Perguntas frequentes
O que causa o buraco na camada de ozônio sobre a Antártida?
O buraco é causado principalmente pela liberação de clorofluorocarbonetos (CFCs) na atmosfera. Na estratosfera, os CFCs são decompostos pela radiação ultravioleta, liberando cloro que catalisa a destruição das moléculas de ozônio.
Quando o buraco na camada de ozônio foi descoberto?
Foi descoberto em 1985 por cientistas do British Antarctic Survey.

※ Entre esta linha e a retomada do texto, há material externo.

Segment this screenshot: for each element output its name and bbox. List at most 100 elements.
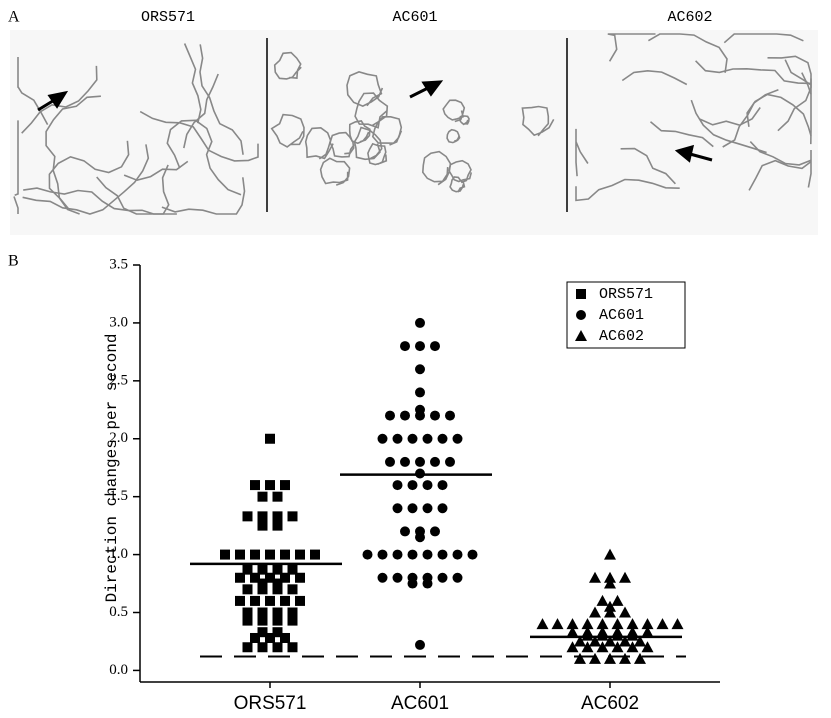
point <box>430 341 440 351</box>
point <box>400 341 410 351</box>
legend-label: AC601 <box>599 307 644 324</box>
point <box>250 550 260 560</box>
y-tick-label: 1.5 <box>109 488 128 504</box>
point <box>430 526 440 536</box>
point <box>250 480 260 490</box>
point <box>453 550 463 560</box>
panel-title: AC601 <box>392 9 437 26</box>
point <box>295 596 305 606</box>
panel-title: ORS571 <box>141 9 195 26</box>
point <box>288 616 298 626</box>
point <box>273 642 283 652</box>
point <box>423 550 433 560</box>
point <box>415 318 425 328</box>
point <box>243 642 253 652</box>
point <box>235 573 245 583</box>
point <box>604 653 616 664</box>
point <box>589 607 601 618</box>
point <box>634 653 646 664</box>
point <box>619 653 631 664</box>
point <box>273 616 283 626</box>
point <box>438 434 448 444</box>
point <box>265 480 275 490</box>
point <box>280 596 290 606</box>
point <box>258 584 268 594</box>
point <box>438 503 448 513</box>
point <box>258 521 268 531</box>
point <box>280 633 290 643</box>
legend-label: ORS571 <box>599 286 653 303</box>
y-tick-label: 1.0 <box>109 546 128 562</box>
point <box>423 503 433 513</box>
point <box>438 550 448 560</box>
point <box>258 511 268 521</box>
point <box>408 550 418 560</box>
point <box>393 503 403 513</box>
point <box>415 411 425 421</box>
point <box>378 434 388 444</box>
panel-title: AC602 <box>667 9 712 26</box>
x-tick-label: AC602 <box>581 693 639 714</box>
point <box>423 434 433 444</box>
point <box>295 550 305 560</box>
point <box>265 434 275 444</box>
point <box>258 616 268 626</box>
y-tick-label: 3.5 <box>109 256 128 272</box>
point <box>552 618 564 629</box>
point <box>445 457 455 467</box>
point <box>243 584 253 594</box>
point <box>423 579 433 589</box>
point <box>537 618 549 629</box>
point <box>243 511 253 521</box>
panel-a-background <box>10 30 818 235</box>
point <box>273 584 283 594</box>
point <box>453 434 463 444</box>
point <box>280 480 290 490</box>
point <box>430 457 440 467</box>
point <box>438 573 448 583</box>
point <box>400 411 410 421</box>
point <box>265 596 275 606</box>
point <box>576 289 586 299</box>
point <box>408 480 418 490</box>
point <box>393 573 403 583</box>
point <box>288 642 298 652</box>
point <box>415 457 425 467</box>
point <box>250 633 260 643</box>
point <box>235 596 245 606</box>
point <box>430 411 440 421</box>
point <box>378 573 388 583</box>
point <box>604 549 616 560</box>
point <box>310 550 320 560</box>
point <box>415 341 425 351</box>
point <box>468 550 478 560</box>
point <box>408 503 418 513</box>
point <box>363 550 373 560</box>
point <box>393 480 403 490</box>
point <box>235 550 245 560</box>
y-tick-label: 0.0 <box>109 662 128 678</box>
point <box>220 550 230 560</box>
y-tick-label: 2.5 <box>109 372 128 388</box>
point <box>288 584 298 594</box>
point <box>400 526 410 536</box>
point <box>589 653 601 664</box>
point <box>258 492 268 502</box>
point <box>657 618 669 629</box>
point <box>273 521 283 531</box>
point <box>243 616 253 626</box>
point <box>574 653 586 664</box>
point <box>604 578 616 589</box>
point <box>393 550 403 560</box>
point <box>597 595 609 606</box>
panel-label: A <box>8 9 20 26</box>
point <box>589 572 601 583</box>
point <box>672 618 684 629</box>
x-tick-label: ORS571 <box>234 693 307 714</box>
point <box>445 411 455 421</box>
y-tick-label: 2.0 <box>109 430 128 446</box>
point <box>385 457 395 467</box>
point <box>265 550 275 560</box>
y-tick-label: 3.0 <box>109 314 128 330</box>
point <box>393 434 403 444</box>
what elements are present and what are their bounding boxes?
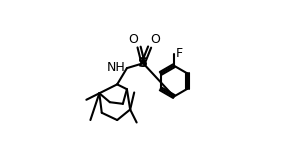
Text: F: F <box>176 47 183 60</box>
Text: NH: NH <box>107 61 125 74</box>
Text: O: O <box>150 33 160 46</box>
Text: S: S <box>138 56 148 70</box>
Text: O: O <box>128 33 138 46</box>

A constatação de uma redução drástica na concentração de ozônio sobre a Antártida durante a primavera levou a ações globais imediatas.
O buraco na camada de ozônio está se recuperando?
Sim, graças ao Protocolo de Montreal, as emissões de substâncias destruidoras de ozônio foram reduzidas significativamente. Estudos indicam que o buraco está se recuperando lentamente, com previsão de fechamento completo entre 2060 e 2070.